Trump Counted on the Courts to Deliver Him a Win. He Lost


 Trump learned an important lesson in the nature of America's democracy: Presidents can appoint hundreds of jurists to the federal bench, but they have zero obligation to do his bidding.


President was hedging his bets on a judicial branch that now carries a powerful Trump imprint, hoping judges and justices would do what voters and state secretaries of state did not: give him a second term.

But in the end, the courts didn't come through for Trump, who Friday evening lost what was almost certainly his last, long-shot effort to hang onto power after failing in his reelection bid against President-elect Joe Biden by more than 7 million votes. A Supreme Court that is one-third Trump appointees rejected a lawsuit led by the state of Texas and joined by 17 other GOP-led states to challenge the results in several battleground states that voted for Biden.

For Trump, a former CEO and reality TV character used to publicly firing and belittling people who cross him, the experience was a final and important lesson in the nature of America's democracy and system of checks and balances. Presidents can appoint hundreds of jurists to the federal bench, but once in the job judges and justices don't work for the president and have zero obligation to do his bidding.

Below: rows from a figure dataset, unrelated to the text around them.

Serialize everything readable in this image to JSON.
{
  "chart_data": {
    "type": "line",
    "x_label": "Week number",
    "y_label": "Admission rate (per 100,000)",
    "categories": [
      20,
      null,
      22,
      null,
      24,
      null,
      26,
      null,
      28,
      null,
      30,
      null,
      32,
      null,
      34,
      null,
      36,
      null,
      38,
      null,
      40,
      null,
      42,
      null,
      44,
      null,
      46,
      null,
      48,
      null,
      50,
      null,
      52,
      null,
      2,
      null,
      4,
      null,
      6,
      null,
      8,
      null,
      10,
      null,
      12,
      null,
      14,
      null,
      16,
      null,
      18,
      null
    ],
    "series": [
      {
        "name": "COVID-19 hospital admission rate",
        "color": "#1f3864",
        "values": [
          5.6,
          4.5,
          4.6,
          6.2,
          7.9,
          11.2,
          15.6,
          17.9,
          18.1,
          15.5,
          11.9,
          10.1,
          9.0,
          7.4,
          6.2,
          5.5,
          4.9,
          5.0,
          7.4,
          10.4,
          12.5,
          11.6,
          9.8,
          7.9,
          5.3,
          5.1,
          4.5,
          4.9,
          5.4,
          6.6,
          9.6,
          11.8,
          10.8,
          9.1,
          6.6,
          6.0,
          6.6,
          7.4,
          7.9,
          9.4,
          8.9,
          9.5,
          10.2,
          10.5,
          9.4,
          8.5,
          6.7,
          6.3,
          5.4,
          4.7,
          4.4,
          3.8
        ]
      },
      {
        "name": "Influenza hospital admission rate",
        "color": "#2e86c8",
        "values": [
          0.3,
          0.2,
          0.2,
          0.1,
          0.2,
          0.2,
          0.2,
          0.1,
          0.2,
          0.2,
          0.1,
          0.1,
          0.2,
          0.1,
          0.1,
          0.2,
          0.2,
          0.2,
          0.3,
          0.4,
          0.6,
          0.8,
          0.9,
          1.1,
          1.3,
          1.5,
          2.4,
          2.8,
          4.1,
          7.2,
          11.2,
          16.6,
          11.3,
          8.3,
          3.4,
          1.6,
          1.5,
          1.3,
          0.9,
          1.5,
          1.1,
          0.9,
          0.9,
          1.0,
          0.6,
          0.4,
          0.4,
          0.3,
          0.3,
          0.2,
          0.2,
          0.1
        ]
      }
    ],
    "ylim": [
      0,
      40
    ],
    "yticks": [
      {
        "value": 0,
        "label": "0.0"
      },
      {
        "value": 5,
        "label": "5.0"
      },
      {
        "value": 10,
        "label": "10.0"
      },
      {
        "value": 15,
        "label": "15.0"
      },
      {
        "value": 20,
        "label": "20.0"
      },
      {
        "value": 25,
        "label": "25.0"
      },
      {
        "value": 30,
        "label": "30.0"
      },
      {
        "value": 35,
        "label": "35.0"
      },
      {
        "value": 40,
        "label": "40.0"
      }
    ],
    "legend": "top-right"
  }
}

"It's not inaccurate to say that the three (Supreme Court) Trump appointees are extremely conservative. That doesn't mean they are going to do whatever the incumbent president or the conservative majority in the Senate or congressional minority in the House want them to do. It just doesn't work like that," says Mark Tushnet, a Harvard Law School professor who clerked for the late Justice Thurgood Marshall.

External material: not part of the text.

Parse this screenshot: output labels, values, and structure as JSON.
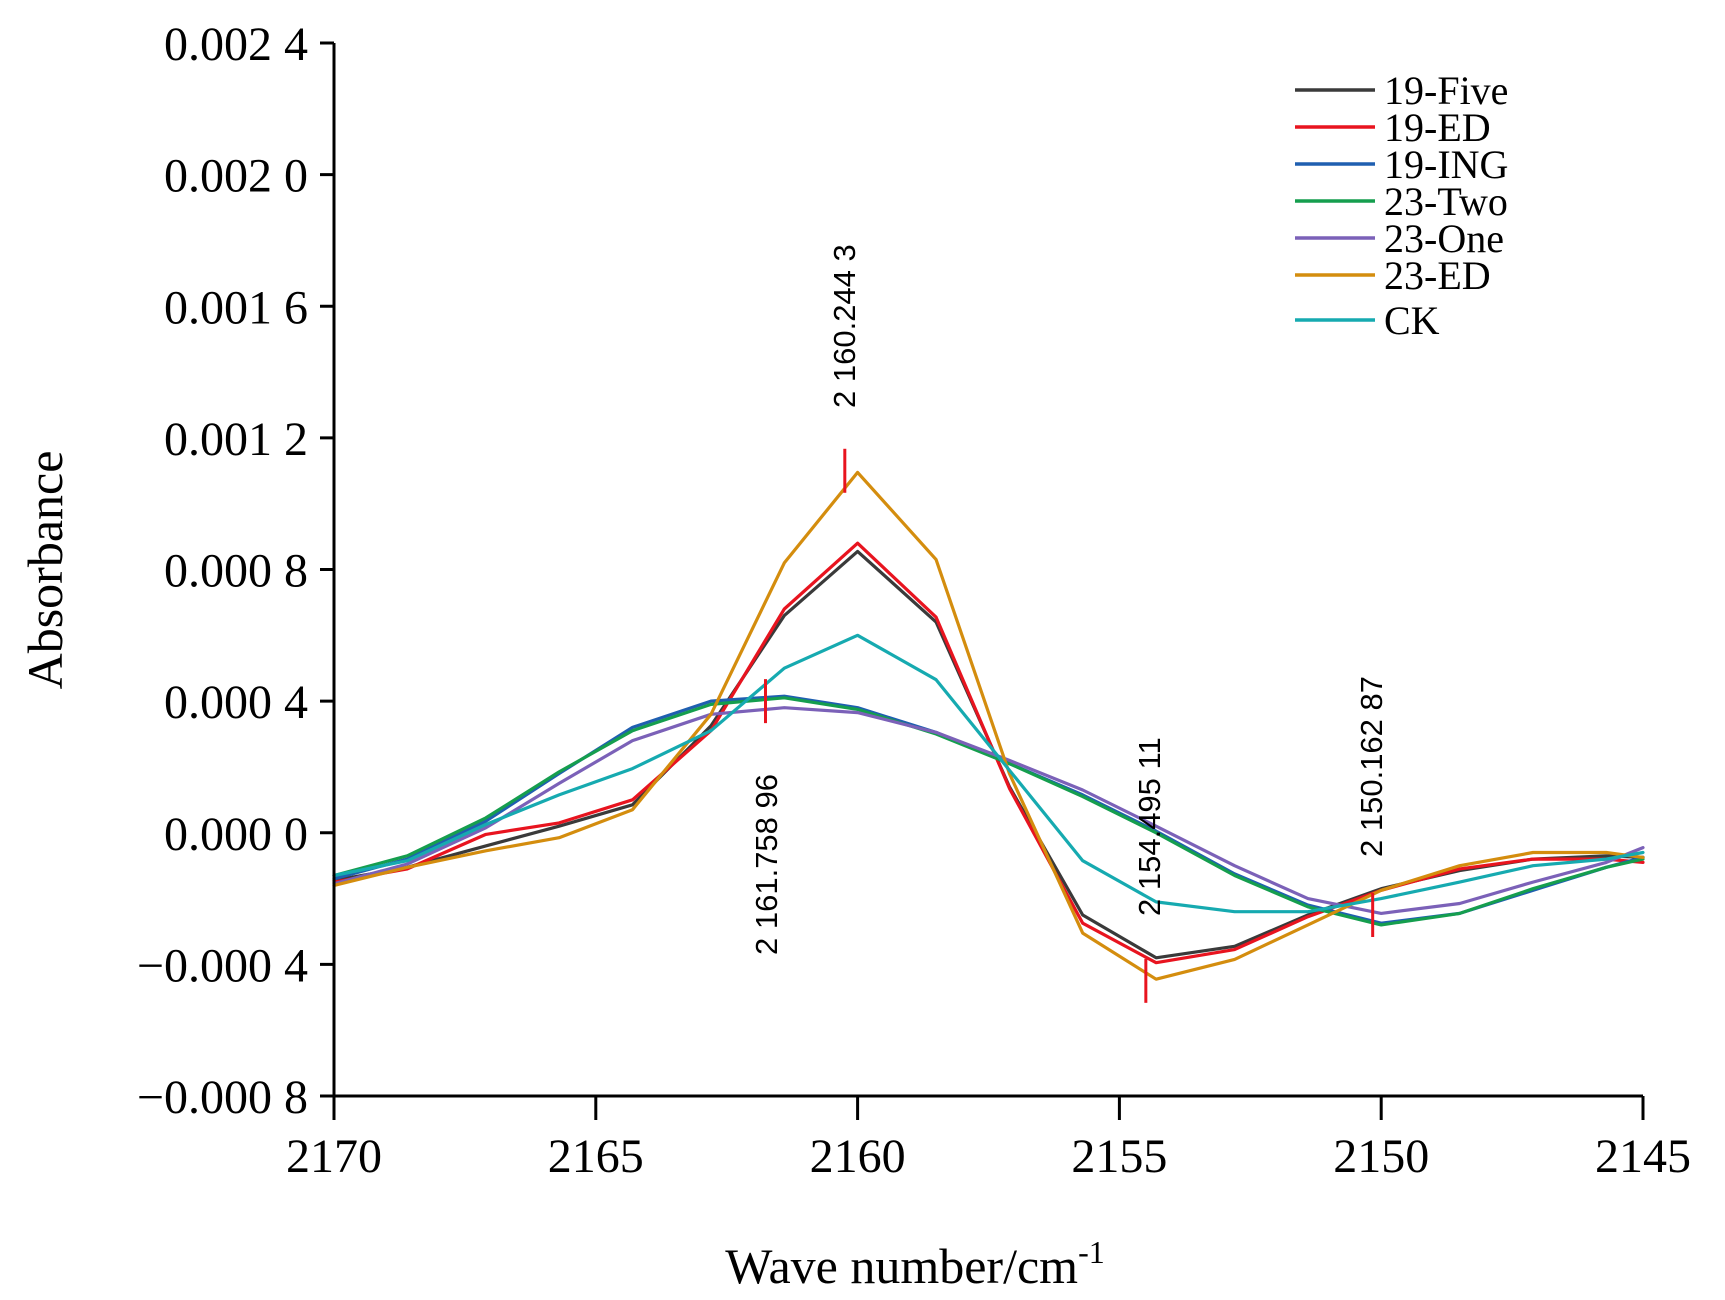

"They're conservative in an ideological sense, not in a partisan policy sense," Tushnet adds. The case launched by Texas Attorney General Ken Paxton was so weak, Tushnet says, that it was always going to be nearly impossible for the high court to rule in team Trump's favor.

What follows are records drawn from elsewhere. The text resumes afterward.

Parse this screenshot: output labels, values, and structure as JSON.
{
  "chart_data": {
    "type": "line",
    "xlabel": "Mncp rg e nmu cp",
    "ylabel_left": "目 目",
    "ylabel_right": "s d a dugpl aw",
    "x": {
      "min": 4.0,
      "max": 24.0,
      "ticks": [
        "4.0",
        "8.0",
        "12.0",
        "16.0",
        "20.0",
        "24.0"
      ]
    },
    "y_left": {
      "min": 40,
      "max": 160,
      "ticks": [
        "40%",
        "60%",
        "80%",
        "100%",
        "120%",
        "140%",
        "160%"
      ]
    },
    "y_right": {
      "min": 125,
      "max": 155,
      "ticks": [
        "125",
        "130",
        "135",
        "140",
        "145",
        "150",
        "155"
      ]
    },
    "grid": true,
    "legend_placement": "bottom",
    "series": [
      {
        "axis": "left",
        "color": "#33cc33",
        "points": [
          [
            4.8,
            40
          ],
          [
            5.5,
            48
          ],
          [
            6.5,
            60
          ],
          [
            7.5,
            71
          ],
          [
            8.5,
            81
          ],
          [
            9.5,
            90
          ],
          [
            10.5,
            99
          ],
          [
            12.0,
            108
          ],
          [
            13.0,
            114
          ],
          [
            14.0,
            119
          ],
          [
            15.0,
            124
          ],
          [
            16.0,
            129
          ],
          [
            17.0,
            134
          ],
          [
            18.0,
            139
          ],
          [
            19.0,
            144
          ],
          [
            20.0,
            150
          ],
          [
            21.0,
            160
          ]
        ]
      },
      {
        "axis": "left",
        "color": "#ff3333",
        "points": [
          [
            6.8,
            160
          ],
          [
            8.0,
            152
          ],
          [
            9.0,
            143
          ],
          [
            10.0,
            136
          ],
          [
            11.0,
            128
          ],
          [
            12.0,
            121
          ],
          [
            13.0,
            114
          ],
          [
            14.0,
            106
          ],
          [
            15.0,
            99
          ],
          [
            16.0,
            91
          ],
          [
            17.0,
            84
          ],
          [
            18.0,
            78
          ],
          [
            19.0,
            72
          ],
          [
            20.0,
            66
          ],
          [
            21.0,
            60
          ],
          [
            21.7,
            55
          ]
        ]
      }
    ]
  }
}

"Even if they were extremely driven by pure politics – which they aren't, but even if they were – you have to give them something to work with," Tushnet adds. And Paxton's claim – that Georgia, Michigan, Pennsylvania and Wisconsin conducted fraudulent elections, harming Trump-supporting Texas – was the thinnest of legal stretches, he says.

The high court order Friday – which said Texas had no standing to challenge other states' election results – followed an earlier abrupt rebuff of the Trump camp's efforts to overturn the election results. In a single-sentence with no stated dissents, the Supreme Court on Tuesday rejected a lawsuit to throw out Pennsylvania's election results because of the use of mail-in ballots. Voting by mail had been approved by the GOP-controlled Pennsylvania legislature in 2019.

In Friday's brief rejection of Texas's case, two justices – Samuel Alito and Clarence Thomas – said they would grant the plaintiff's right to make a complaint but would not provide any relief. Even that mild dissent, which went to a procedural matter, was not joined by any of Trump's three nominees to the Supreme Court.

In a separate case challenging Pennsylvania's majority vote for Biden, a federal judge who was nominated by Trump wrote a scathing opinion for the circuit court in denying the case.

"Calling an election unfair does not make it so," Judge Stephanos Bibas wrote. "Voters, not lawyers, choose the president. Ballots, not briefs, decide elections."

Presidents throughout history have been disappointed – sometimes vociferously so – by the jurists they have nominated to the court. Theodore Roosevelt was so upset by Justice Oliver Wendell Holmes' vote on an antitrust case, it brought an "abrupt halt" to the friendship between the two men, Richard H. Wagner wrote in the Journal of Supreme Court History.


"The bitterness that grew between them reflected more than a difference of opinion over law and economic principles; it reflected the type of disillusionment that comes only when a friend fails to live up to expectations," Wagner wrote.

Surprises can go the other way, too. Barack Obama voted against the nomination of Chief Justice John Roberts, but it was Roberts who cast a pivotal vote upholding Obama's signature policy achievement, the Affordable Care Act.

Trump, however, has taken the expectation of judicial appointees to a new, highly political, level, says Columbia Law School professor Vincent Blasi, who has written about the unpredictability of courts and justices.

Trump flatly stated in September, when his trailing position in public opinion polls was foreshadowing his eventual loss, that the high court would decide if he kept his job.

"I think this will end up in the Supreme Court. And I think it's very important that we have nine justices," Trump said, days before he nominated Justice Amy Coney Barrett to fill the seat of the late Justice Ruth Bader Ginsburg.

In recent weeks, Trump has called on the high court to show the "courage" he said is needed to discard the election results.

"It does seem that Trump is in a whole different world compared to previous presidents, in what he expects of people he puts in various positions of power," Blasi says.

But judges and justices don't typically view their jobs that way, Blasi adds.

"They are life-tenure judges. These people are not in the kind of bubble that some of these Trump true believers are, getting their facts from a whole different world. They take a lot of pride in their independence."

Independence from the man who gave them their jobs meant Trump will not keep his.